Roads. They connected the edges of the Roman Empire, allowing armies and trade to travel freely, with relative ease, as needed.
Two millennia later in the United States, they connect the country’s vast territory so that someone can get on the Interstate 5 (or, “the 5” if you’re from California) in San Diego and not get off until after they reach Canada. Or, jump onto Interstate 10 and take it all the way to Florida.
Over fifty years ago, US President Dwight Eisenhower, in explaining the need for a network of roads, said, “A modern, efficient highway system is essential to meet the needs of our growing population, our expanding economy, and our national security.”
Today, Armenia needs a highway system that will help to expand its economy, ensure its national security and, in turn, allow the population to grow. Armenia Fund is working toward these goals by building the Vardenis-Martakert Highway.
The highway is going to connect what will be an integrated transportation network open to every kind of vehicular traffic. When complete, the roads connecting the Republic of Armenia and the Artsakh Republic will allow for a free flow of people and goods between communities.
Based on the experience with the Goris-Stepanakert Highway – the first major pan-Armenian effort to rebuild the country – the positive impact on local communities will be significant.
A project to rebuild the road destroyed during the Artsakh War through incessant shelling by Azerbaijan, the first highway was an $11 million investment, all of which was spent in the country.
Since its completion, over $38 million in revenue has been generated in tourism alone and the 65,000 residents in the communities along the road have benefited from having direct access to medical care, trade, and tourism.
Artsakh’s only connection to the outside world until the Stepanakert airport is opened, the roads are indispensable to improving the economy of hard to reach areas of the country.
The 72-mile-long highway will make it easier for agriculture products from the northern regions of Artsakh, including the 30 villages along the road, to reach the economic center of Yerevan and beyond. Whereas it currently takes approximately 6.5 hours to reach Yerevan from the border region of Martakert, it will now take less than 4.5 hours.
By connecting to Armenia’s highway network, goods from Artsakh will have an easier time reaching the Black Sea port of Poti, in Georgia, for export to foreign markets.

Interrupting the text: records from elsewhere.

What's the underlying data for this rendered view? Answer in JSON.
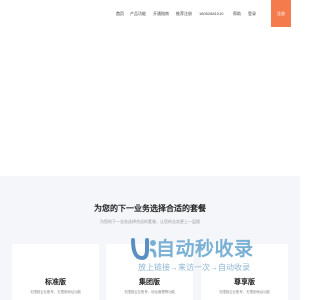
{
  "nav": {
    "items": [
      "首页",
      "产品功能",
      "开通指南",
      "推荐注册",
      "18052681010",
      "帮助",
      "登录"
    ],
    "cta": "注册"
  },
  "section": {
    "title": "为您的下一业务选择合适的套餐",
    "subtitle": "为您的下一业务选择合适的套餐，让您的业务更上一层楼"
  },
  "plans": [
    {
      "name": "标准版",
      "desc": "无限制企业账号，无限制地址功能"
    },
    {
      "name": "集团版",
      "desc": "无限制企业账号，地址管理等功能"
    },
    {
      "name": "尊享版",
      "desc": "无限制企业账号，无限制地址功能"
    }
  ],
  "watermark": {
    "title": "自动秒收录",
    "tagline": "放上链接→来访一次→自动收录",
    "colors": {
      "primary": "#7ab0d4",
      "logo": "#5b8fc4"
    }
  },
  "colors": {
    "accent": "#f47c4c",
    "section_bg": "#f5f6fa",
    "title": "#222222",
    "muted": "#999999"
  }
}
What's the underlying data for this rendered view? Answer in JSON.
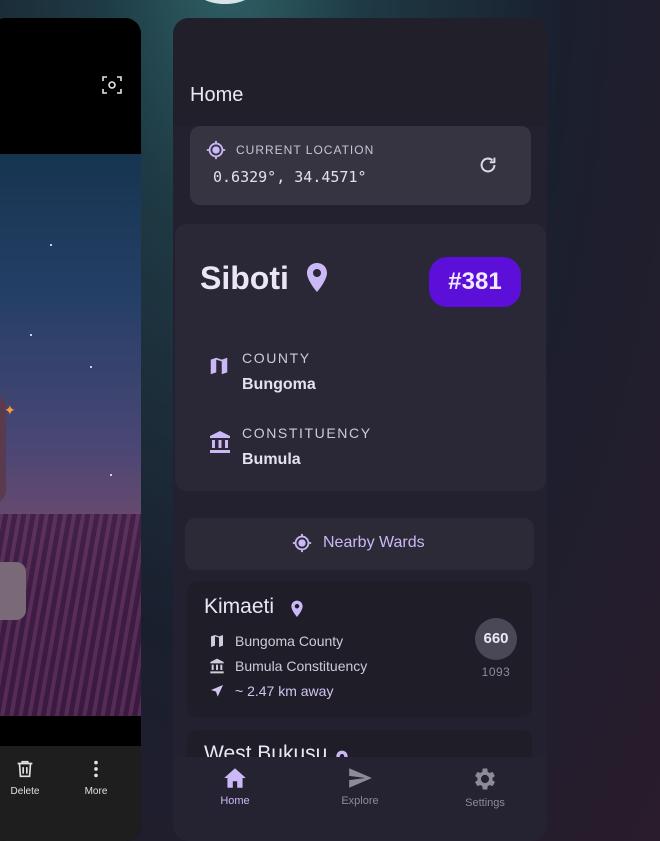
{
  "app": {
    "title": "Home"
  },
  "current_location": {
    "label": "CURRENT LOCATION",
    "coords": "0.6329°, 34.4571°",
    "refresh_icon": "refresh-icon"
  },
  "ward": {
    "name": "Siboti",
    "badge": "#381",
    "county_label": "COUNTY",
    "county_value": "Bungoma",
    "constituency_label": "CONSTITUENCY",
    "constituency_value": "Bumula"
  },
  "nearby_button": {
    "label": "Nearby Wards"
  },
  "nearby_list": [
    {
      "name": "Kimaeti",
      "county": "Bungoma County",
      "constituency": "Bumula Constituency",
      "distance": "~ 2.47 km away",
      "rank": "660",
      "sub": "1093"
    },
    {
      "name": "West Bukusu"
    }
  ],
  "bottom_nav": [
    {
      "label": "Home",
      "icon": "home-icon",
      "active": true
    },
    {
      "label": "Explore",
      "icon": "send-icon",
      "active": false
    },
    {
      "label": "Settings",
      "icon": "gear-icon",
      "active": false
    }
  ],
  "left_app": {
    "actions": [
      {
        "label": "Delete",
        "icon": "trash-icon"
      },
      {
        "label": "More",
        "icon": "more-vert-icon"
      }
    ]
  },
  "colors": {
    "accent": "#cbb8f6",
    "badge": "#5b0fd8",
    "surface": "#232130"
  }
}
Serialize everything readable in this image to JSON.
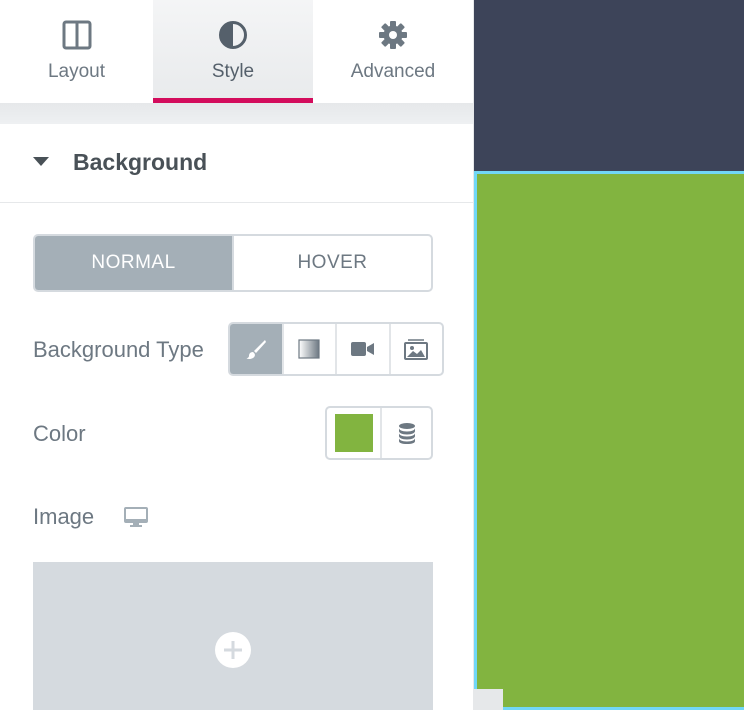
{
  "tabs": [
    {
      "label": "Layout",
      "icon": "columns-icon"
    },
    {
      "label": "Style",
      "icon": "half-circle-icon",
      "active": true
    },
    {
      "label": "Advanced",
      "icon": "gear-icon"
    }
  ],
  "section": {
    "title": "Background",
    "expanded": true
  },
  "state_toggle": {
    "options": [
      "NORMAL",
      "HOVER"
    ],
    "selected": "NORMAL"
  },
  "background_type": {
    "label": "Background Type",
    "options": [
      "paint-brush-icon",
      "gradient-icon",
      "video-icon",
      "slideshow-icon"
    ],
    "selected": "paint-brush-icon"
  },
  "color": {
    "label": "Color",
    "value": "#82b440",
    "dynamic_icon": "database-icon"
  },
  "image": {
    "label": "Image",
    "responsive_icon": "desktop-icon",
    "add_icon": "plus-circle-icon"
  },
  "colors": {
    "accent": "#d30c5c",
    "active_toggle": "#a4afb7",
    "canvas_top": "#3d4459",
    "canvas_section": "#82b440",
    "selection_outline": "#71d7f7"
  }
}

Selling high-quality, competitively-priced goods – from fresh produce to the wine of Martuni – in foreign markets has the potential to positively impact economic development.
Able to work the rich farmland of Artsakh and have a ready market for their products, farmers will be take care of their families and will have every reason to stay. The improved connection between different parts of Armenia will be a boon to regions inside the country, as well.
Gegharkunik, land of the majestic Lake Sevan, has a climate best suited to growing potatoes but with the new highway, the abundant fruits and vegetables farmed in northern Artsakh will have a new and accessible market where there is a demand for its products.
The impact of the road also extends into tourism. As Artsakh makes itself a more attractive destination for adventurous travelers, the regions of Karvachar and Shahumyan are prime candidates to benefit from an increase in visitors. Because tourists will be able to enter from one end and exit out of another – an option not currently available – experiencing the whole of Artsakh’s sublime beauty will be easier and more attractive.
Following the comprehensive and lengthy project bidding and decision process, construction began immediately. In mid-February, as weather conditions improved, crews started working on the road – and it has already started making a difference.
As of the first week of March 2014, 150 people have been employed and by summertime, that number will double to around 300 people working on the project. In total, before the highway is even opened to the public, over $30 million will have been injected into Armenia’s economy.
Symbolically, the Vardenis-Martakert Highway, once connected to the other transportation arteries in Armenia and throughout the region, will form a circle. It is the culmination of a multiyear, pan-Armenian effort to strengthen and develop Armenia – an effort that is the source of pride and renewed national confidence.
Through the vision and unity of purpose of the world’s Armenians and the Armenia Fund, the country is stronger – and things seem only to be getting brighter.